On Wednesday, Putin’s spokesman Dmitry Peskov emphasised that the differences between Moscow and Washington run too deep, with the meeting between the two leaders unlikely to result in a reset.
“It’s obvious that the negative potential that has accumulated in our bilateral relations has some inertia”, Peskov told the media. “So it’s hard to expect that it would be possible to reach an understanding on deep disagreements during just one first meeting”.
“I would caution against having excessive expectations regarding results of the meeting, but proceed from the assumption that the event is very important in practical terms”, Peskov suggested. “It would be wrong to downplay the importance of the meeting”.
Biden’s first trip
Biden and Putin are scheduled to meet on 16 June in Geneva.
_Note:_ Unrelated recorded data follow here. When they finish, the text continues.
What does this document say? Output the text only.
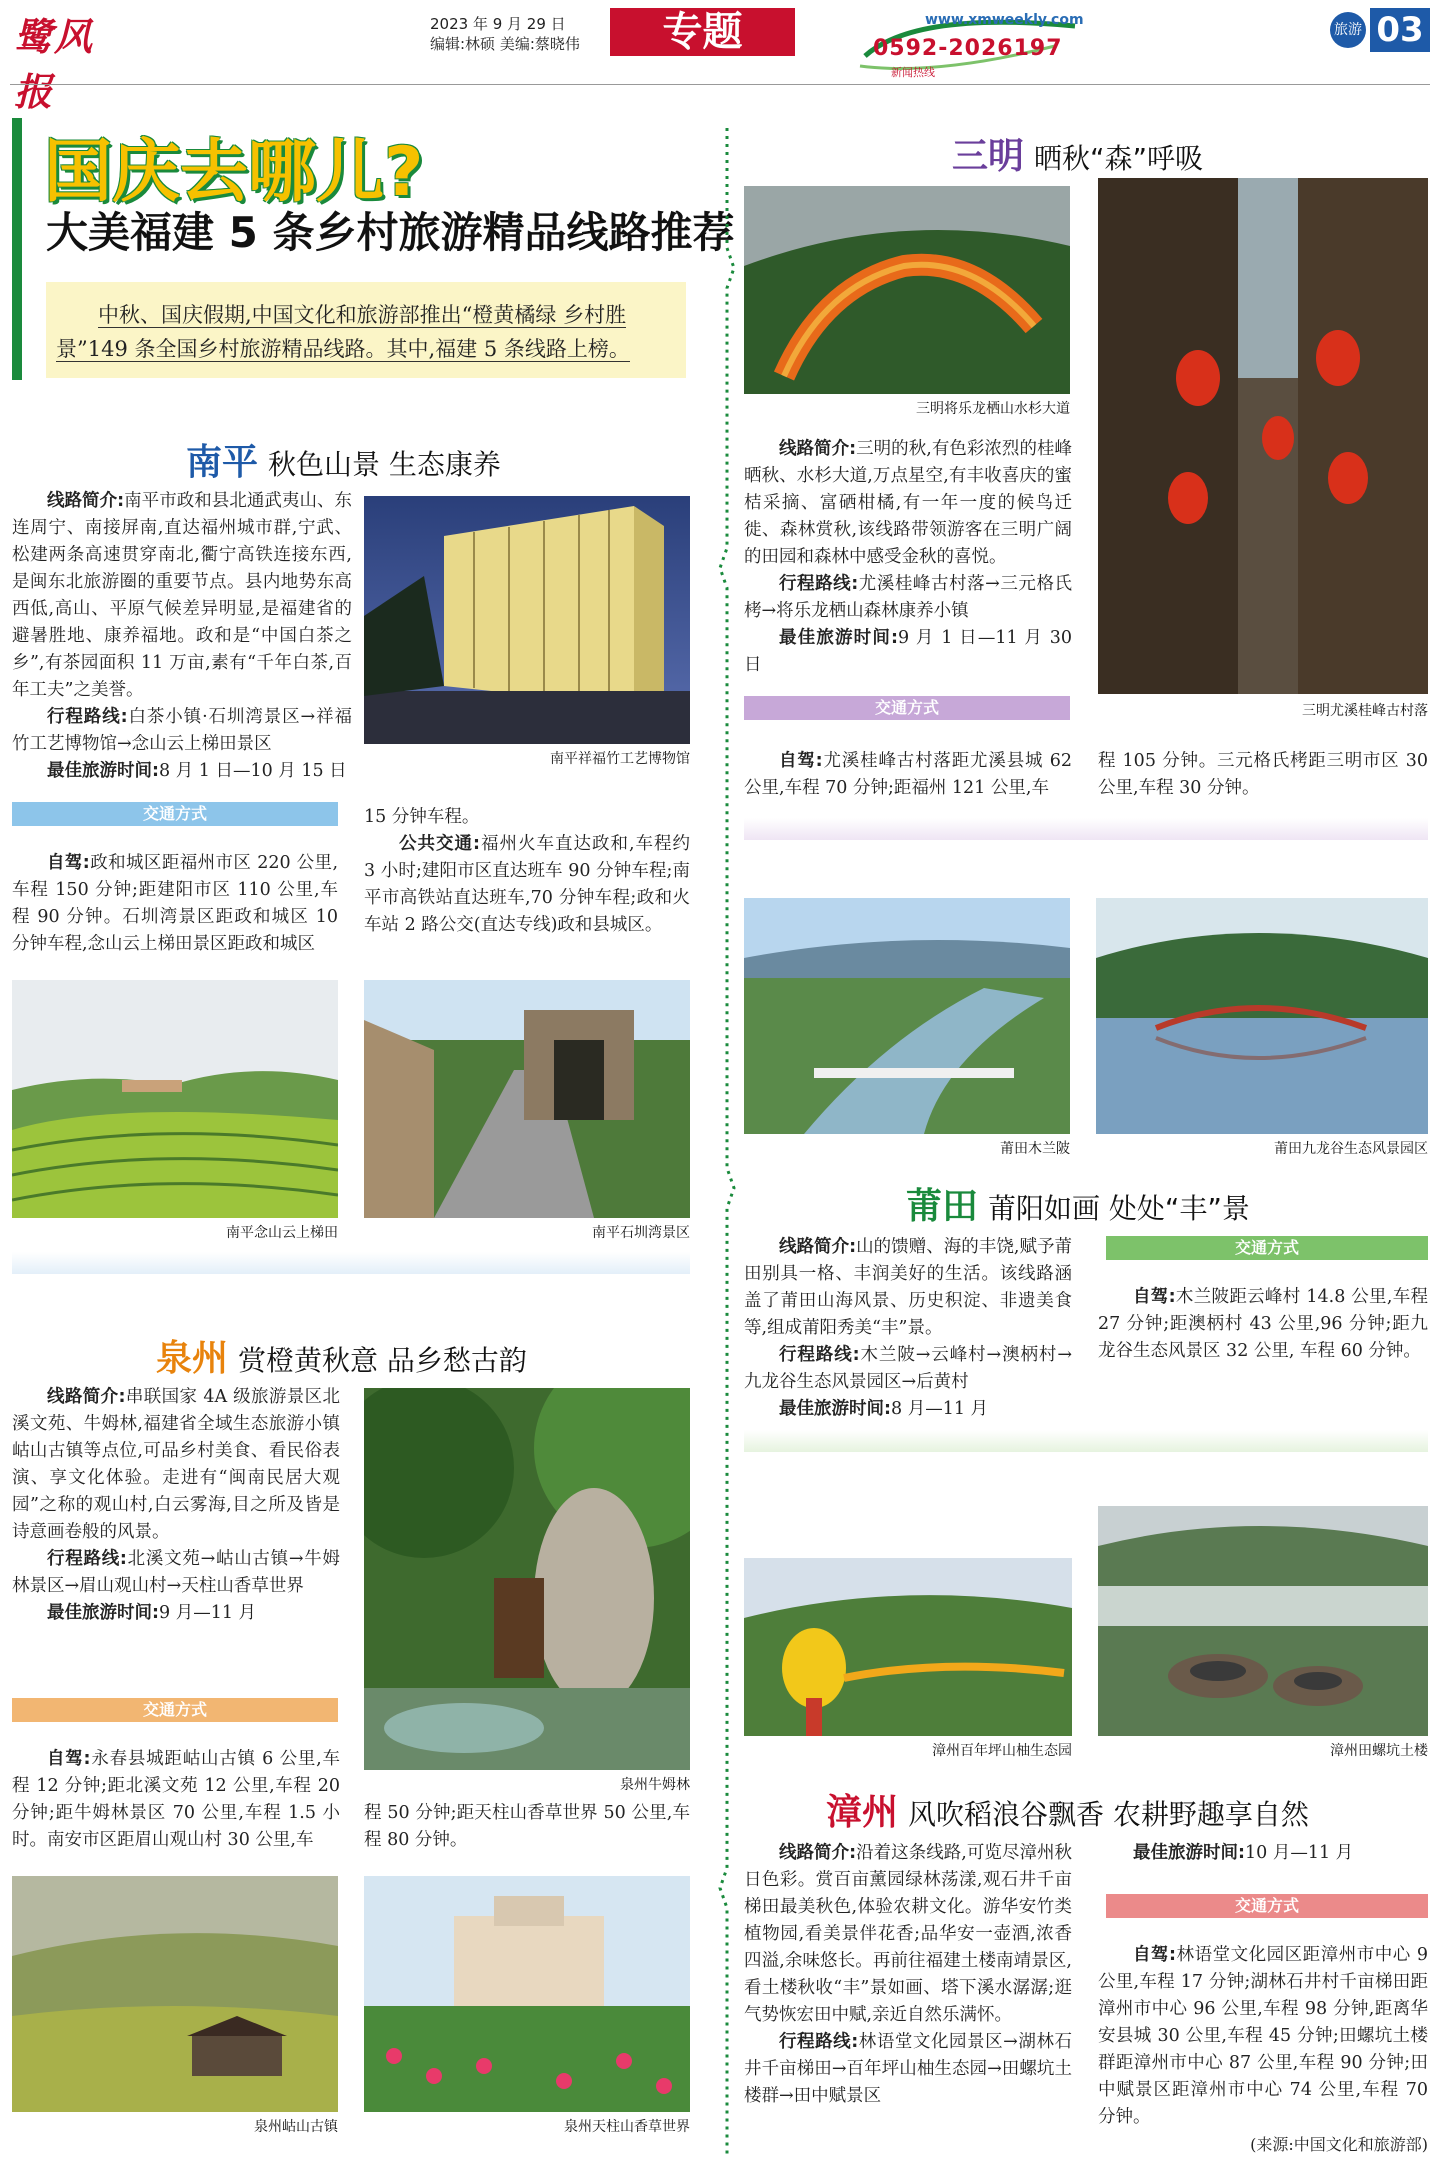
鹭风报
2023 年 9 月 29 日
编辑:林硕 美编:蔡晓伟	专题	www.xmweekly.com
0592-2026197
新闻热线
旅游 03
国庆去哪儿?
大美福建 5 条乡村旅游精品线路推荐
中秋、国庆假期,中国文化和旅游部推出“橙黄橘绿 乡村胜景”149 条全国乡村旅游精品线路。其中,福建 5 条线路上榜。
南平 秋色山景 生态康养

线路简介:南平市政和县北通武夷山、东连周宁、南接屏南,直达福州城市群,宁武、松建两条高速贯穿南北,衢宁高铁连接东西,是闽东北旅游圈的重要节点。县内地势东高西低,高山、平原气候差异明显,是福建省的避暑胜地、康养福地。政和是“中国白茶之乡”,有茶园面积 11 万亩,素有“千年白茶,百年工夫”之美誉。

行程路线:白茶小镇·石圳湾景区→祥福竹工艺博物馆→念山云上梯田景区

最佳旅游时间:8 月 1 日—10 月 15 日

南平祥福竹工艺博物馆
交通方式

自驾:政和城区距福州市区 220 公里,车程 150 分钟;距建阳市区 110 公里,车程 90 分钟。石圳湾景区距政和城区 10 分钟车程,念山云上梯田景区距政和城区

15 分钟车程。

公共交通:福州火车直达政和,车程约 3 小时;建阳市区直达班车 90 分钟车程;南平市高铁站直达班车,70 分钟车程;政和火车站 2 路公交(直达专线)政和县城区。

南平念山云上梯田	南平石圳湾景区
泉州 赏橙黄秋意 品乡愁古韵

线路简介:串联国家 4A 级旅游景区北溪文苑、牛姆林,福建省全域生态旅游小镇岵山古镇等点位,可品乡村美食、看民俗表演、享文化体验。走进有“闽南民居大观园”之称的观山村,白云雾海,目之所及皆是诗意画卷般的风景。

行程路线:北溪文苑→岵山古镇→牛姆林景区→眉山观山村→天柱山香草世界

最佳旅游时间:9 月—11 月

泉州牛姆林
交通方式

自驾:永春县城距岵山古镇 6 公里,车程 12 分钟;距北溪文苑 12 公里,车程 20 分钟;距牛姆林景区 70 公里,车程 1.5 小时。南安市区距眉山观山村 30 公里,车

程 50 分钟;距天柱山香草世界 50 公里,车程 80 分钟。

泉州岵山古镇	泉州天柱山香草世界
三明 晒秋“森”呼吸
三明将乐龙栖山水杉大道
三明尤溪桂峰古村落

线路简介:三明的秋,有色彩浓烈的桂峰晒秋、水杉大道,万点星空,有丰收喜庆的蜜桔采摘、富硒柑橘,有一年一度的候鸟迁徙、森林赏秋,该线路带领游客在三明广阔的田园和森林中感受金秋的喜悦。

行程路线:尤溪桂峰古村落→三元格氏栲→将乐龙栖山森林康养小镇

最佳旅游时间:9 月 1 日—11 月 30 日

交通方式

自驾:尤溪桂峰古村落距尤溪县城 62 公里,车程 70 分钟;距福州 121 公里,车

程 105 分钟。三元格氏栲距三明市区 30 公里,车程 30 分钟。

莆田木兰陂	莆田九龙谷生态风景园区
莆田 莆阳如画 处处“丰”景

线路简介:山的馈赠、海的丰饶,赋予莆田别具一格、丰润美好的生活。该线路涵盖了莆田山海风景、历史积淀、非遗美食等,组成莆阳秀美“丰”景。

行程路线:木兰陂→云峰村→澳柄村→九龙谷生态风景园区→后黄村

最佳旅游时间:8 月—11 月

交通方式

自驾:木兰陂距云峰村 14.8 公里,车程 27 分钟;距澳柄村 43 公里,96 分钟;距九龙谷生态风景区 32 公里, 车程 60 分钟。

漳州百年坪山柚生态园	漳州田螺坑土楼
漳州 风吹稻浪谷飘香 农耕野趣享自然

线路简介:沿着这条线路,可览尽漳州秋日色彩。赏百亩薰园绿林荡漾,观石井千亩梯田最美秋色,体验农耕文化。游华安竹类植物园,看美景伴花香;品华安一壶酒,浓香四溢,余味悠长。再前往福建土楼南靖景区,看土楼秋收“丰”景如画、塔下溪水潺潺;逛气势恢宏田中赋,亲近自然乐满怀。

行程路线:林语堂文化园景区→湖林石井千亩梯田→百年坪山柚生态园→田螺坑土楼群→田中赋景区

最佳旅游时间:10 月—11 月

交通方式

自驾:林语堂文化园区距漳州市中心 9 公里,车程 17 分钟;湖林石井村千亩梯田距漳州市中心 96 公里,车程 98 分钟,距离华安县城 30 公里,车程 45 分钟;田螺坑土楼群距漳州市中心 87 公里,车程 90 分钟;田中赋景区距漳州市中心 74 公里,车程 70 分钟。

(来源:中国文化和旅游部)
This follows a meeting of the two countries’ top diplomats Antony Blinken and Sergei Lavrov, which raised some hopes for a possible improvement in relations since Blinken announced the US would lift sanctions from the Russian Nord Stream 2 gas pipeline company and its CEO.
The State Department described it as “a good start”, with Blinken listing a number of issues where the two sides had a common interest in finding a solution. These included the coronavirus pandemic, global climate emergency, the Iranian and North Korean nuclear programmes, and the ongoing war with the Taliban in Afghanistan.
The agenda for the upcoming meeting in Geneva, which comes at the end of Biden’s first international trip as president, reportedly will feature arms control treaties between the two countries, plus the forced landing of a Ryanair flight by Russia’s ally Belarus, the pandemic and more. Prior to Geneva, Biden is to attend the G7 meeting in Britain and a NATO summit in Brussels.